Hygiene & Personal Items
The next section of the checklist covers pharmaceuticals, hygiene and attempting to stay clean and healthy. Think about all the things you use at home or pack for holidays. If you are camping and won’t be able to shower consider how you will stay clean.
- Flip flops (if using the shower)
- Medication / Prescriptions
- Paracetamol / Ibuprofen
- Wet wipes (very important if you are unlikely to shower each day)

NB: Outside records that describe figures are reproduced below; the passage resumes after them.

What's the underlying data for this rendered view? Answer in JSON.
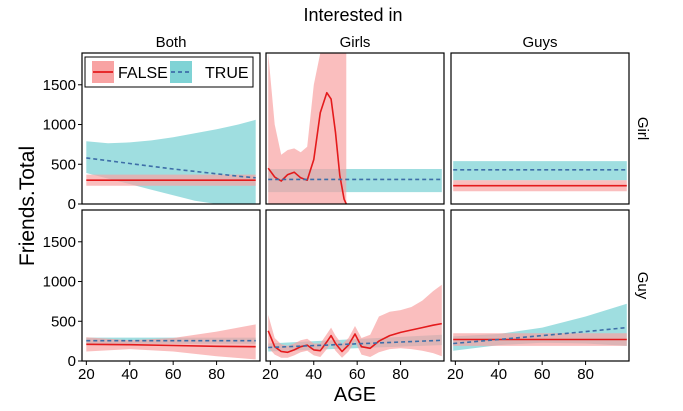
{
  "chart_data": {
    "type": "line",
    "title": "Interested in",
    "xlabel": "AGE",
    "ylabel": "Friends.Total",
    "col_facets": [
      "Both",
      "Girls",
      "Guys"
    ],
    "row_facets": [
      "Girl",
      "Guy"
    ],
    "xlim": [
      18,
      100
    ],
    "ylim": [
      0,
      1900
    ],
    "x_ticks": [
      20,
      40,
      60,
      80
    ],
    "y_ticks": [
      0,
      500,
      1000,
      1500
    ],
    "legend": {
      "placement": "top-left",
      "entries": [
        {
          "label": "FALSE",
          "color": "#E41A1C",
          "fill": "#F8A3A3",
          "dash": "solid"
        },
        {
          "label": "TRUE",
          "color": "#3E6EA8",
          "fill": "#7FD3D5",
          "dash": "dashed"
        }
      ]
    },
    "colors": {
      "false_line": "#E41A1C",
      "false_band": "#F8A3A3",
      "true_line": "#3E6EA8",
      "true_band": "#7FD3D5"
    },
    "panels": [
      {
        "row": "Girl",
        "col": "Both",
        "series": [
          {
            "name": "FALSE",
            "x": [
              20,
              98
            ],
            "y": [
              300,
              300
            ],
            "lo": [
              230,
              230
            ],
            "hi": [
              370,
              370
            ]
          },
          {
            "name": "TRUE",
            "x": [
              20,
              30,
              40,
              50,
              60,
              70,
              80,
              90,
              98
            ],
            "y": [
              580,
              545,
              510,
              475,
              440,
              410,
              380,
              350,
              330
            ],
            "lo": [
              390,
              320,
              250,
              180,
              110,
              40,
              0,
              0,
              0
            ],
            "hi": [
              790,
              765,
              775,
              800,
              840,
              890,
              940,
              1000,
              1060
            ]
          }
        ]
      },
      {
        "row": "Girl",
        "col": "Girls",
        "series": [
          {
            "name": "FALSE",
            "x": [
              19,
              22,
              25,
              28,
              31,
              34,
              37,
              40,
              43,
              46,
              48,
              50,
              52,
              54,
              55
            ],
            "y": [
              450,
              340,
              290,
              370,
              400,
              330,
              300,
              560,
              1150,
              1400,
              1320,
              900,
              360,
              60,
              0
            ],
            "lo": [
              0,
              0,
              0,
              0,
              0,
              0,
              0,
              0,
              0,
              0,
              0,
              0,
              0,
              0,
              0
            ],
            "hi": [
              1900,
              1000,
              620,
              680,
              700,
              650,
              720,
              1500,
              1900,
              1900,
              1900,
              1900,
              1900,
              1900,
              1900
            ]
          },
          {
            "name": "TRUE",
            "x": [
              19,
              99
            ],
            "y": [
              310,
              310
            ],
            "lo": [
              150,
              150
            ],
            "hi": [
              440,
              440
            ]
          }
        ]
      },
      {
        "row": "Girl",
        "col": "Guys",
        "series": [
          {
            "name": "FALSE",
            "x": [
              19,
              99
            ],
            "y": [
              230,
              230
            ],
            "lo": [
              160,
              160
            ],
            "hi": [
              300,
              300
            ]
          },
          {
            "name": "TRUE",
            "x": [
              19,
              99
            ],
            "y": [
              430,
              430
            ],
            "lo": [
              300,
              300
            ],
            "hi": [
              540,
              540
            ]
          }
        ]
      },
      {
        "row": "Guy",
        "col": "Both",
        "series": [
          {
            "name": "FALSE",
            "x": [
              20,
              40,
              60,
              80,
              98
            ],
            "y": [
              210,
              205,
              195,
              185,
              180
            ],
            "lo": [
              120,
              150,
              120,
              60,
              20
            ],
            "hi": [
              300,
              260,
              290,
              370,
              460
            ]
          },
          {
            "name": "TRUE",
            "x": [
              20,
              98
            ],
            "y": [
              255,
              255
            ],
            "lo": [
              215,
              215
            ],
            "hi": [
              295,
              295
            ]
          }
        ]
      },
      {
        "row": "Guy",
        "col": "Girls",
        "series": [
          {
            "name": "FALSE",
            "x": [
              19,
              22,
              25,
              28,
              31,
              34,
              37,
              40,
              43,
              46,
              48,
              50,
              53,
              56,
              59,
              62,
              66,
              70,
              75,
              80,
              85,
              90,
              95,
              99
            ],
            "y": [
              380,
              180,
              120,
              110,
              140,
              180,
              200,
              140,
              130,
              240,
              320,
              220,
              120,
              200,
              340,
              180,
              160,
              250,
              320,
              360,
              390,
              420,
              450,
              470
            ],
            "lo": [
              170,
              80,
              40,
              40,
              70,
              110,
              130,
              70,
              50,
              150,
              220,
              130,
              40,
              120,
              250,
              80,
              50,
              110,
              150,
              160,
              150,
              130,
              100,
              60
            ],
            "hi": [
              580,
              290,
              210,
              190,
              220,
              260,
              280,
              220,
              220,
              340,
              420,
              320,
              210,
              290,
              440,
              290,
              330,
              560,
              620,
              640,
              680,
              760,
              880,
              960
            ]
          },
          {
            "name": "TRUE",
            "x": [
              19,
              99
            ],
            "y": [
              170,
              260
            ],
            "lo": [
              120,
              200
            ],
            "hi": [
              220,
              330
            ]
          }
        ]
      },
      {
        "row": "Guy",
        "col": "Guys",
        "series": [
          {
            "name": "FALSE",
            "x": [
              19,
              99
            ],
            "y": [
              270,
              270
            ],
            "lo": [
              190,
              190
            ],
            "hi": [
              350,
              350
            ]
          },
          {
            "name": "TRUE",
            "x": [
              19,
              40,
              60,
              80,
              99
            ],
            "y": [
              220,
              270,
              320,
              370,
              420
            ],
            "lo": [
              130,
              200,
              230,
              220,
              190
            ],
            "hi": [
              310,
              340,
              420,
              560,
              720
            ]
          }
        ]
      }
    ]
  }
}
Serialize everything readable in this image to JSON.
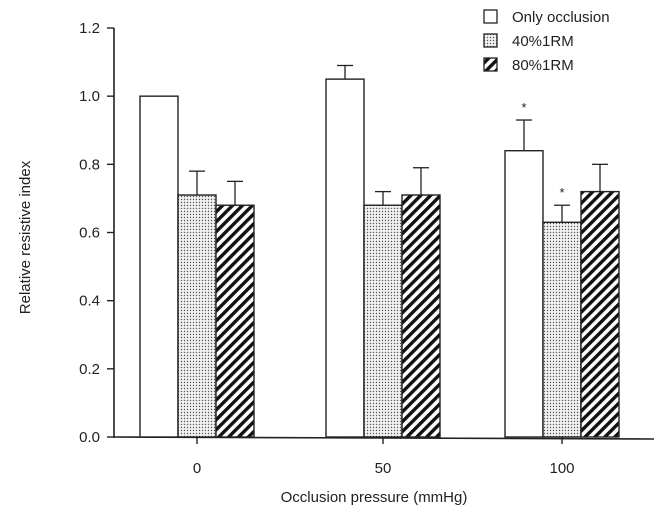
{
  "chart_data": {
    "type": "bar",
    "xlabel": "Occlusion pressure (mmHg)",
    "ylabel": "Relative resistive index",
    "categories": [
      "0",
      "50",
      "100"
    ],
    "ylim": [
      0,
      1.2
    ],
    "yticks": [
      "0.0",
      "0.2",
      "0.4",
      "0.6",
      "0.8",
      "1.0",
      "1.2"
    ],
    "legend_position": "top-right",
    "series": [
      {
        "name": "Only occlusion",
        "pattern": "none",
        "values": [
          1.0,
          1.05,
          0.84
        ],
        "errors": [
          0,
          0.04,
          0.09
        ],
        "significance": [
          "",
          "",
          "*"
        ]
      },
      {
        "name": "40%1RM",
        "pattern": "dots",
        "values": [
          0.71,
          0.68,
          0.63
        ],
        "errors": [
          0.07,
          0.04,
          0.05
        ],
        "significance": [
          "",
          "",
          "*"
        ]
      },
      {
        "name": "80%1RM",
        "pattern": "hatch",
        "values": [
          0.68,
          0.71,
          0.72
        ],
        "errors": [
          0.07,
          0.08,
          0.08
        ],
        "significance": [
          "",
          "",
          ""
        ]
      }
    ]
  }
}
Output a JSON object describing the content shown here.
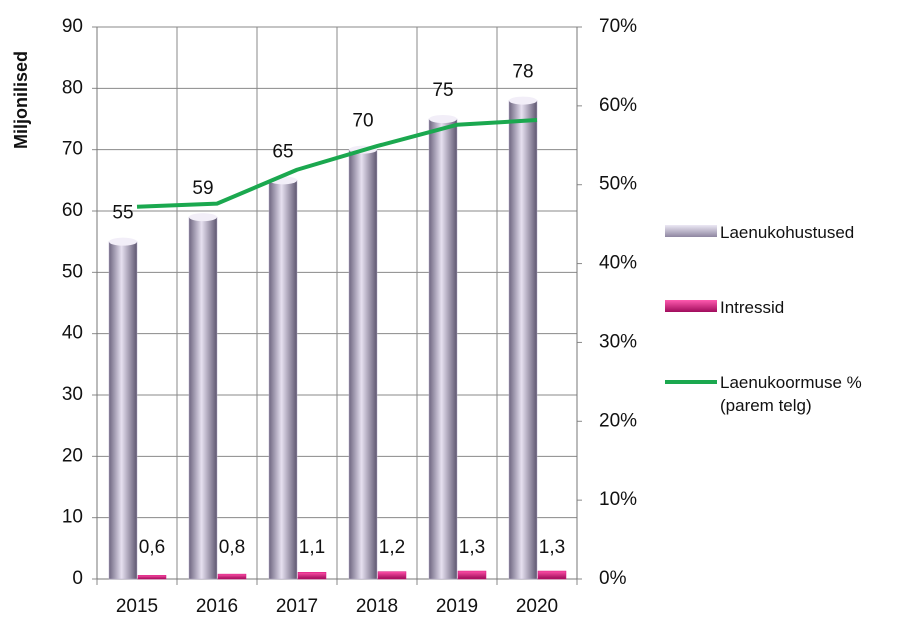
{
  "chart_data": {
    "type": "bar-line",
    "y_label": "Miljonilised",
    "categories": [
      "2015",
      "2016",
      "2017",
      "2018",
      "2019",
      "2020"
    ],
    "series": [
      {
        "name": "Laenukohustused",
        "type": "bar",
        "color": "#b8aecb",
        "values": [
          55,
          59,
          65,
          70,
          75,
          78
        ]
      },
      {
        "name": "Intressid",
        "type": "bar",
        "color": "#d4137a",
        "values": [
          0.6,
          0.8,
          1.1,
          1.2,
          1.3,
          1.3
        ],
        "value_labels": [
          "0,6",
          "0,8",
          "1,1",
          "1,2",
          "1,3",
          "1,3"
        ]
      },
      {
        "name": "Laenukoormuse % (parem telg)",
        "type": "line",
        "axis": "y2",
        "color": "#1ba84f",
        "values": [
          47.2,
          47.6,
          51.9,
          54.9,
          57.6,
          58.2
        ]
      }
    ],
    "ylim": [
      0,
      90
    ],
    "yticks": [
      0,
      10,
      20,
      30,
      40,
      50,
      60,
      70,
      80,
      90
    ],
    "y2lim": [
      0,
      70
    ],
    "y2ticks": [
      {
        "value": 0,
        "label": "0%"
      },
      {
        "value": 10,
        "label": "10%"
      },
      {
        "value": 20,
        "label": "20%"
      },
      {
        "value": 30,
        "label": "30%"
      },
      {
        "value": 40,
        "label": "40%"
      },
      {
        "value": 50,
        "label": "50%"
      },
      {
        "value": 60,
        "label": "60%"
      },
      {
        "value": 70,
        "label": "70%"
      }
    ],
    "grid": true
  }
}
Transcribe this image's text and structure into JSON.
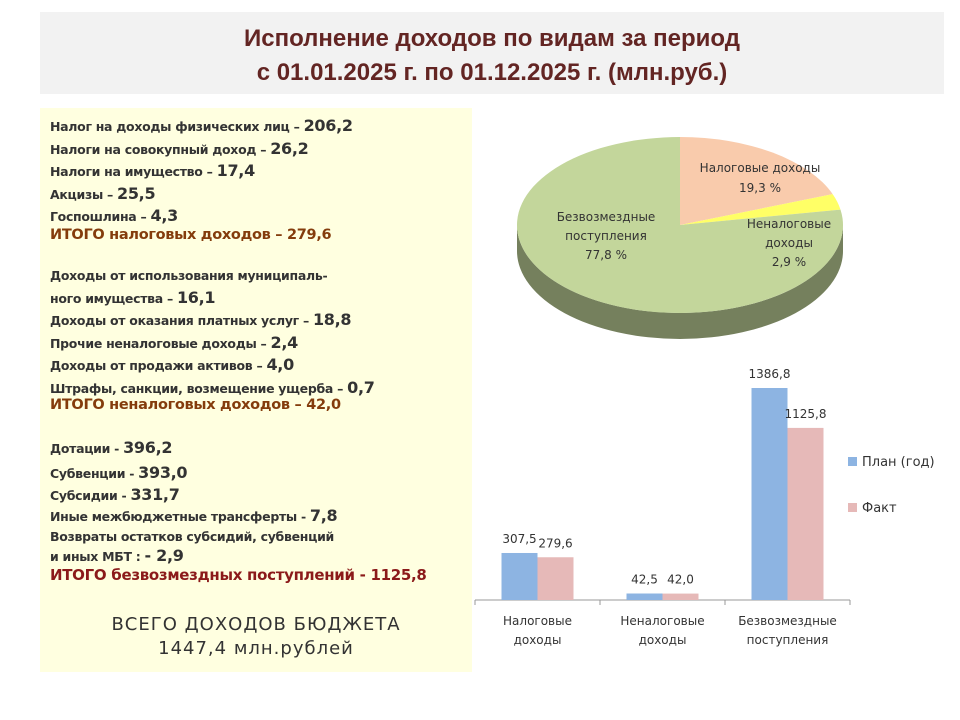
{
  "title": {
    "line1": "Исполнение доходов по видам за период",
    "line2": "с 01.01.2025 г. по 01.12.2025 г.  (млн.руб.)"
  },
  "left": {
    "tax": [
      {
        "label": "Налог на доходы физических лиц – ",
        "value": "206,2"
      },
      {
        "label": "Налоги на совокупный доход – ",
        "value": "26,2"
      },
      {
        "label": "Налоги на имущество – ",
        "value": "17,4"
      },
      {
        "label": "Акцизы – ",
        "value": "25,5"
      },
      {
        "label": "Госпошлина – ",
        "value": "4,3"
      }
    ],
    "tax_total": "ИТОГО налоговых доходов – 279,6",
    "nontax": [
      {
        "label": "Доходы от использования муниципаль-",
        "value": ""
      },
      {
        "label": "ного имущества – ",
        "value": "16,1"
      },
      {
        "label": "Доходы от оказания платных услуг  – ",
        "value": "18,8"
      },
      {
        "label": "Прочие неналоговые доходы – ",
        "value": "2,4"
      },
      {
        "label": "Доходы от продажи активов – ",
        "value": "4,0"
      },
      {
        "label": "Штрафы, санкции, возмещение ущерба – ",
        "value": "0,7"
      }
    ],
    "nontax_total": "ИТОГО неналоговых доходов – 42,0",
    "grants": [
      {
        "label": "Дотации - ",
        "value": "396,2"
      },
      {
        "label": "Субвенции - ",
        "value": "393,0"
      },
      {
        "label": "Субсидии - ",
        "value": "331,7"
      },
      {
        "label": "Иные межбюджетные трансферты - ",
        "value": "7,8"
      },
      {
        "label": "Возвраты остатков субсидий, субвенций",
        "value": ""
      },
      {
        "label": "и иных МБТ :  ",
        "value": "- 2,9"
      }
    ],
    "grants_total": "ИТОГО безвозмездных поступлений - 1125,8",
    "grand_total_label": "ВСЕГО ДОХОДОВ БЮДЖЕТА",
    "grand_total_value": "1447,4 млн.рублей"
  },
  "chart_data": [
    {
      "type": "pie",
      "slices": [
        {
          "label": "Налоговые доходы",
          "pct_label": "19,3 %",
          "value": 19.3,
          "color": "#f9cbac"
        },
        {
          "label": "Неналоговые доходы",
          "pct_label": "2,9 %",
          "value": 2.9,
          "color": "#ffff66"
        },
        {
          "label": "Безвозмездные поступления",
          "pct_label": "77,8 %",
          "value": 77.8,
          "color": "#c3d69b"
        }
      ]
    },
    {
      "type": "bar",
      "categories": [
        "Налоговые доходы",
        "Неналоговые доходы",
        "Безвозмездные поступления"
      ],
      "series": [
        {
          "name": "План (год)",
          "values": [
            307.5,
            42.5,
            1386.8
          ],
          "labels": [
            "307,5",
            "42,5",
            "1386,8"
          ],
          "color": "#8db4e2"
        },
        {
          "name": "Факт",
          "values": [
            279.6,
            42.0,
            1125.8
          ],
          "labels": [
            "279,6",
            "42,0",
            "1125,8"
          ],
          "color": "#e6b9b8"
        }
      ],
      "legend": "right"
    }
  ]
}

- Prescription glasses & spares
- Contact lenses, spares, solutions, drops for sore eyes
- Shampoo / Shower gel
- Lip balm
- Shaving gear
- Deodorant & Body Spray
- Insect Bite cream
- Plasters and Vaseline for blisters
- Diarrhea Tablets
- Anti-bacterial gel
- Females: Make-up, Sanitary products, Shewee
Other Useful Things to Bring to a Metal Festival
Lastly, the checklist covers a load of miscellaneous things to consider. Many are recommendations from personal experience.
- Bum Bag or small bag
- Credit/Debit Card
- Festival Ear Plugs ….really important to avoid damaging your hearing….. do take a look at my Best Concert and Festival Ear Plugs page
- Water (those small collapsible water pouches that clip to your belt are quite handy)
- Snack Bars for inside the arena. (I munch a few of these on the way in and stick one in my pocket to delay the need to buy expensive food)
- Lanyard cords to tie valuables to and attach to your clothing
- Mobile phone, Charger cable & plug
- Anything that will stop you losing your phone.
- Band timetables
- Cigarettes & Lighter
- Bin bags (ideal for sitting on if the ground is wet)
- Aftersun / Aloe Vera product
Tip! Keep a topped up small bottle of sun cream in your pocket
Tip! If it’s going to be raining, take some small plastic bags to line your boots with. They will act like waterproof socks and keep your feet dry.